Each partner in a relationship will always have an ex, but that’s never a problem because they have no ties to them, and their paths may almost never cross. But in a situation like mine, where the Ex has children with your partner, things get a little more complicated and it becomes a whole different ball game.
You have to try and form a cordial relationship with your husband’s ex for the sake of the children and for your peace of mind.
The complication arises when the Ex is not willing to reciprocate the gesture and is not willing to co-parent with you. She may refuse to accept you or consider you as her children’s other parent even if you guys have full custody of the children. I would like to share a few tips that have helped me to keep sane and rise above the drama over the years.
Tip #1: Avoid any drama like the plague, and let your husband deal with it. If the ex does not wish to involve you in any decision-making regarding the kids and instead choses to constantly keep alienating you from her communication on the children, step aside. This is where your partner then steps in and ensures that you are copied on all emails so that all parties are on the same page. This works out because at the end of the day, you are the one executing most if not all of the work when it comes to the children.
Tip #2: Don’t take it personally, her acceptance or lack of has nothing to do with you as a person. Maybe she is still dealing with emotions and issues that you cannot fully appreciate. Like I always say, divorce is not easy for anyone so you have to give her time to heal and hope that one day she will able to put aside your differences, move on and find it in her heart to work together with you.
Tip #3: Always be neutral even when the ex is not being reasonable and is badmouthing you to the kids and anyone else willing to give her a listening ear. Be the bigger person and never say anything negative about her in front of the children. Remember that she is still their mother and they are not responsible for her behaviour. Never ever mix the kids up with the Ex, even when the kid’s behaviour falls short of your expectations. They are just kids, remember even the bible recognizes that foolishness resides in the heart of children! (Proverbs 22:15)

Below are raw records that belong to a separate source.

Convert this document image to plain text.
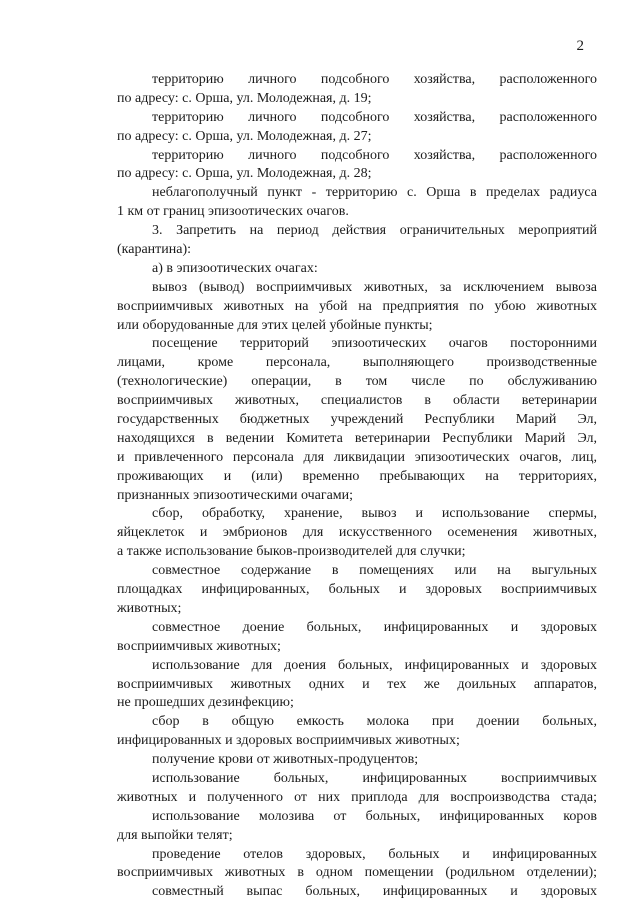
2
территорию личного подсобного хозяйства, расположенного
по адресу: с. Орша, ул. Молодежная, д. 19;
территорию личного подсобного хозяйства, расположенного
по адресу: с. Орша, ул. Молодежная, д. 27;
территорию личного подсобного хозяйства, расположенного
по адресу: с. Орша, ул. Молодежная, д. 28;
неблагополучный пункт - территорию с. Орша в пределах радиуса
1 км от границ эпизоотических очагов.
3. Запретить на период действия ограничительных мероприятий
(карантина):
а) в эпизоотических очагах:
вывоз (вывод) восприимчивых животных, за исключением вывоза
восприимчивых животных на убой на предприятия по убою животных
или оборудованные для этих целей убойные пункты;
посещение территорий эпизоотических очагов посторонними
лицами, кроме персонала, выполняющего производственные
(технологические) операции, в том числе по обслуживанию
восприимчивых животных, специалистов в области ветеринарии
государственных бюджетных учреждений Республики Марий Эл,
находящихся в ведении Комитета ветеринарии Республики Марий Эл,
и привлеченного персонала для ликвидации эпизоотических очагов, лиц,
проживающих и (или) временно пребывающих на территориях,
признанных эпизоотическими очагами;
сбор, обработку, хранение, вывоз и использование спермы,
яйцеклеток и эмбрионов для искусственного осеменения животных,
а также использование быков-производителей для случки;
совместное содержание в помещениях или на выгульных
площадках инфицированных, больных и здоровых восприимчивых
животных;
совместное доение больных, инфицированных и здоровых
восприимчивых животных;
использование для доения больных, инфицированных и здоровых
восприимчивых животных одних и тех же доильных аппаратов,
не прошедших дезинфекцию;
сбор в общую емкость молока при доении больных,
инфицированных и здоровых восприимчивых животных;
получение крови от животных-продуцентов;
использование больных, инфицированных восприимчивых
животных и полученного от них приплода для воспроизводства стада;
использование молозива от больных, инфицированных коров
для выпойки телят;
проведение отелов здоровых, больных и инфицированных
восприимчивых животных в одном помещении (родильном отделении);
совместный выпас больных, инфицированных и здоровых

Tip #4: It is important to respect and acknowledge the strength of a biological connection. Never try to take her place or to replace her as the mother of her children. This only leads to the ex feeling threatened. Who wouldn’t anyway? So I always try to maintain her place in the children’s lives and remind the children that they have to love and respect their mother just as she is. We don’t get to choose who we are born to and so she deserves respect and love from them, regardless of whether she is with their father or not.
Tip #5: When it comes to parenting styles, remember that she doesn’t see life through your filter. You are 2 different people so you won’t necessarily share the same values. When the children are with you, ensure that they adhere to your house rules but also be accommodative, keeping in mind their mums parenting style and the values that they had been raised with before you came into the picture. It will take a while to streamline expectations, but you need to be firm and consistent.
Tip #6: Set boundaries from early in the relationship. Do not allow yourself to be treated like a doormat or to be disrespected. Be firm and polite. Always speak up whenever something makes you feel uncomfortable. And ensure that everyone adheres to visitation schedules.
Tip #7: Invest in a support system. A group of friends who are also step mums is a good place to start. Have a trusted partner that you will be able to vent off your frustrations with when it becomes too much to bear. However, be extremely careful who you share your struggles with as you would not want to hurt any family member or the children.
I believe that a balance can be found between step mum and mother as long as there is respect on each side. Friendship would be the ideal situation, but you have to be open to the fact that it may or may not happen in this lifetime.
So, for the sake of the children we need to make it work. We need to put our feelings aside and put the children’s best interests and needs ahead of our own so that we can raise happy healthy children. Remember, at the end of the day, your partner’s happiness, as well as your own happiness will be ultimately determined by how well you strike this equilibrium.
So far, I don’t think I’m doing a bad job at balancing it all… Some days I’m confident and other days, I feel like I’m fumbling in the dark, but I still give it all I’ve got. Believe me, every single day is a critical part of life’s never ending learning curve.